De toute cette prodigieuse dynastie de dames royales, que ce soit « Ma » Rainey, Rosa Henderson , Ida Cox, Clara Smith, Sarah Martin ou Alberta Hunter, Bessie Smiths’en détache et en est l’ « Impératrice » incontestée. Ce disque, « Down Hearted Blues » (le thème est écrit par Alberta Hunter), le premier qu’elle a enregistré et qui nous est parvenu (on évoque une séance antérieure avec le trompettisteBubber Miley) a été un succès énorme. Bessie pourtant n’est pas encore au sommet de son art. La voix prend aux tripes et impressionne, mais la chanteuse ne fait pas encore montre de son sens du tragique et de ses talents de comédienne, de son intense aptitude à mettre en scène ce qu’elle chante. De plus, le jeu de Clarence Williams est prévisible tant le pianiste se tient dans une monotonie de volume sonore sans pratiquement le moduler sur la voix de la chanteuse.
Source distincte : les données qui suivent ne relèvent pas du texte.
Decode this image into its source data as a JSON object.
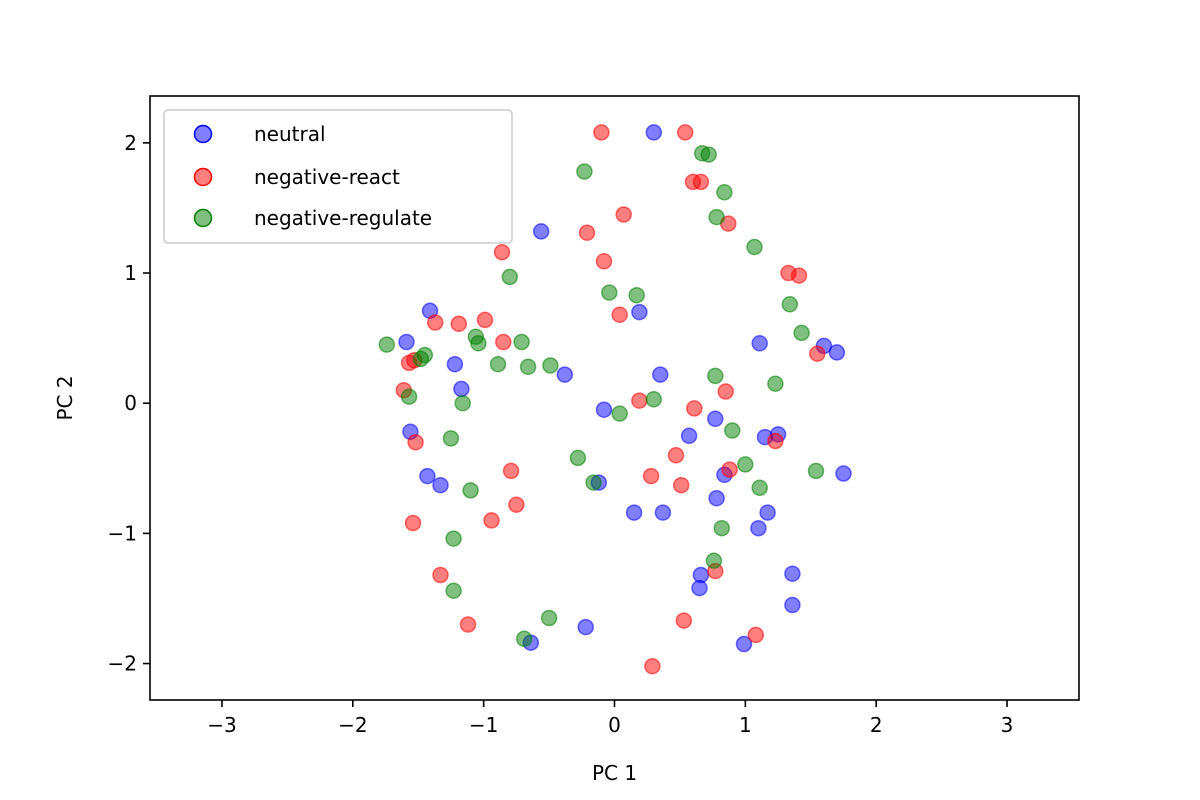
{
  "chart_data": {
    "type": "scatter",
    "title": "",
    "xlabel": "PC 1",
    "ylabel": "PC 2",
    "xlim": [
      -3.55,
      3.55
    ],
    "ylim": [
      -2.28,
      2.36
    ],
    "xticks": [
      -3,
      -2,
      -1,
      0,
      1,
      2,
      3
    ],
    "yticks": [
      -2,
      -1,
      0,
      1,
      2
    ],
    "grid": false,
    "legend_position": "upper-left",
    "series": [
      {
        "name": "neutral",
        "color": "#0000ff",
        "points": [
          [
            0.3,
            2.08
          ],
          [
            -0.56,
            1.32
          ],
          [
            0.19,
            0.7
          ],
          [
            -1.41,
            0.71
          ],
          [
            -1.59,
            0.47
          ],
          [
            -1.22,
            0.3
          ],
          [
            -1.17,
            0.11
          ],
          [
            -0.38,
            0.22
          ],
          [
            0.35,
            0.22
          ],
          [
            -1.56,
            -0.22
          ],
          [
            -1.43,
            -0.56
          ],
          [
            -1.33,
            -0.63
          ],
          [
            -0.08,
            -0.05
          ],
          [
            0.57,
            -0.25
          ],
          [
            0.77,
            -0.12
          ],
          [
            0.84,
            -0.55
          ],
          [
            0.78,
            -0.73
          ],
          [
            -0.12,
            -0.61
          ],
          [
            0.15,
            -0.84
          ],
          [
            0.37,
            -0.84
          ],
          [
            1.1,
            -0.96
          ],
          [
            1.17,
            -0.84
          ],
          [
            1.15,
            -0.26
          ],
          [
            1.25,
            -0.24
          ],
          [
            1.11,
            0.46
          ],
          [
            1.6,
            0.44
          ],
          [
            1.7,
            0.39
          ],
          [
            1.75,
            -0.54
          ],
          [
            1.36,
            -1.31
          ],
          [
            1.36,
            -1.55
          ],
          [
            0.66,
            -1.32
          ],
          [
            0.65,
            -1.42
          ],
          [
            -0.22,
            -1.72
          ],
          [
            -0.64,
            -1.84
          ],
          [
            0.99,
            -1.85
          ]
        ]
      },
      {
        "name": "negative-react",
        "color": "#ff0000",
        "points": [
          [
            -0.1,
            2.08
          ],
          [
            0.54,
            2.08
          ],
          [
            0.6,
            1.7
          ],
          [
            0.66,
            1.7
          ],
          [
            0.07,
            1.45
          ],
          [
            0.87,
            1.38
          ],
          [
            -0.21,
            1.31
          ],
          [
            -0.86,
            1.16
          ],
          [
            -0.08,
            1.09
          ],
          [
            1.33,
            1.0
          ],
          [
            1.41,
            0.98
          ],
          [
            -1.37,
            0.62
          ],
          [
            -1.19,
            0.61
          ],
          [
            -0.99,
            0.64
          ],
          [
            -0.85,
            0.47
          ],
          [
            0.04,
            0.68
          ],
          [
            -1.57,
            0.31
          ],
          [
            -1.53,
            0.33
          ],
          [
            -1.61,
            0.1
          ],
          [
            -1.52,
            -0.3
          ],
          [
            1.55,
            0.38
          ],
          [
            0.85,
            0.09
          ],
          [
            0.19,
            0.02
          ],
          [
            0.61,
            -0.04
          ],
          [
            1.23,
            -0.29
          ],
          [
            0.47,
            -0.4
          ],
          [
            0.28,
            -0.56
          ],
          [
            0.51,
            -0.63
          ],
          [
            0.88,
            -0.51
          ],
          [
            -0.79,
            -0.52
          ],
          [
            -0.75,
            -0.78
          ],
          [
            -0.94,
            -0.9
          ],
          [
            -1.54,
            -0.92
          ],
          [
            -1.33,
            -1.32
          ],
          [
            -1.12,
            -1.7
          ],
          [
            0.77,
            -1.29
          ],
          [
            0.53,
            -1.67
          ],
          [
            1.08,
            -1.78
          ],
          [
            0.29,
            -2.02
          ]
        ]
      },
      {
        "name": "negative-regulate",
        "color": "#008000",
        "points": [
          [
            -0.23,
            1.78
          ],
          [
            0.67,
            1.92
          ],
          [
            0.72,
            1.91
          ],
          [
            0.84,
            1.62
          ],
          [
            0.78,
            1.43
          ],
          [
            1.07,
            1.2
          ],
          [
            -0.8,
            0.97
          ],
          [
            -0.04,
            0.85
          ],
          [
            0.17,
            0.83
          ],
          [
            1.34,
            0.76
          ],
          [
            1.43,
            0.54
          ],
          [
            -1.74,
            0.45
          ],
          [
            -1.48,
            0.34
          ],
          [
            -1.45,
            0.37
          ],
          [
            -1.06,
            0.51
          ],
          [
            -1.04,
            0.46
          ],
          [
            -0.71,
            0.47
          ],
          [
            -0.89,
            0.3
          ],
          [
            -0.66,
            0.28
          ],
          [
            -0.49,
            0.29
          ],
          [
            -1.57,
            0.05
          ],
          [
            -1.16,
            0.0
          ],
          [
            -1.25,
            -0.27
          ],
          [
            0.77,
            0.21
          ],
          [
            0.3,
            0.03
          ],
          [
            0.04,
            -0.08
          ],
          [
            0.9,
            -0.21
          ],
          [
            1.23,
            0.15
          ],
          [
            1.54,
            -0.52
          ],
          [
            1.0,
            -0.47
          ],
          [
            1.11,
            -0.65
          ],
          [
            -0.28,
            -0.42
          ],
          [
            -0.16,
            -0.61
          ],
          [
            -1.1,
            -0.67
          ],
          [
            0.82,
            -0.96
          ],
          [
            -1.23,
            -1.04
          ],
          [
            0.76,
            -1.21
          ],
          [
            -1.23,
            -1.44
          ],
          [
            -0.5,
            -1.65
          ],
          [
            -0.69,
            -1.81
          ]
        ]
      }
    ]
  }
}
Cet habile impresario semble ne rien comprendre du tout à l'évènement qu'il est en train de vivre.

Deux mois plus tard, Bessie chante avec plus d’autorité et de sens des nuances. Fletcher Henderson est au piano. Lui , marque la différence entre les deux grandes tâches d’un pianiste qui se met au service d’une chanteuse. Il accompagne (soutient) le chant avec discrétion, trouvant des lignes mélodiques simples et bien venues, et lorsqu’il s’agit de répondre à la chanteuse, c’est-à-dire de lui donner du « répondant » lorsqu’elle ne chante pas, alors il invente et dialogue. L’audition du « Bleeding Hearted Blues » gravé en avril 1923 par BessieSmith et Fletcher Henderson donne une idée précise et réjouissante des talents d’accompagnateur du pianiste. Ce dernier blues est un chef d’œuvre.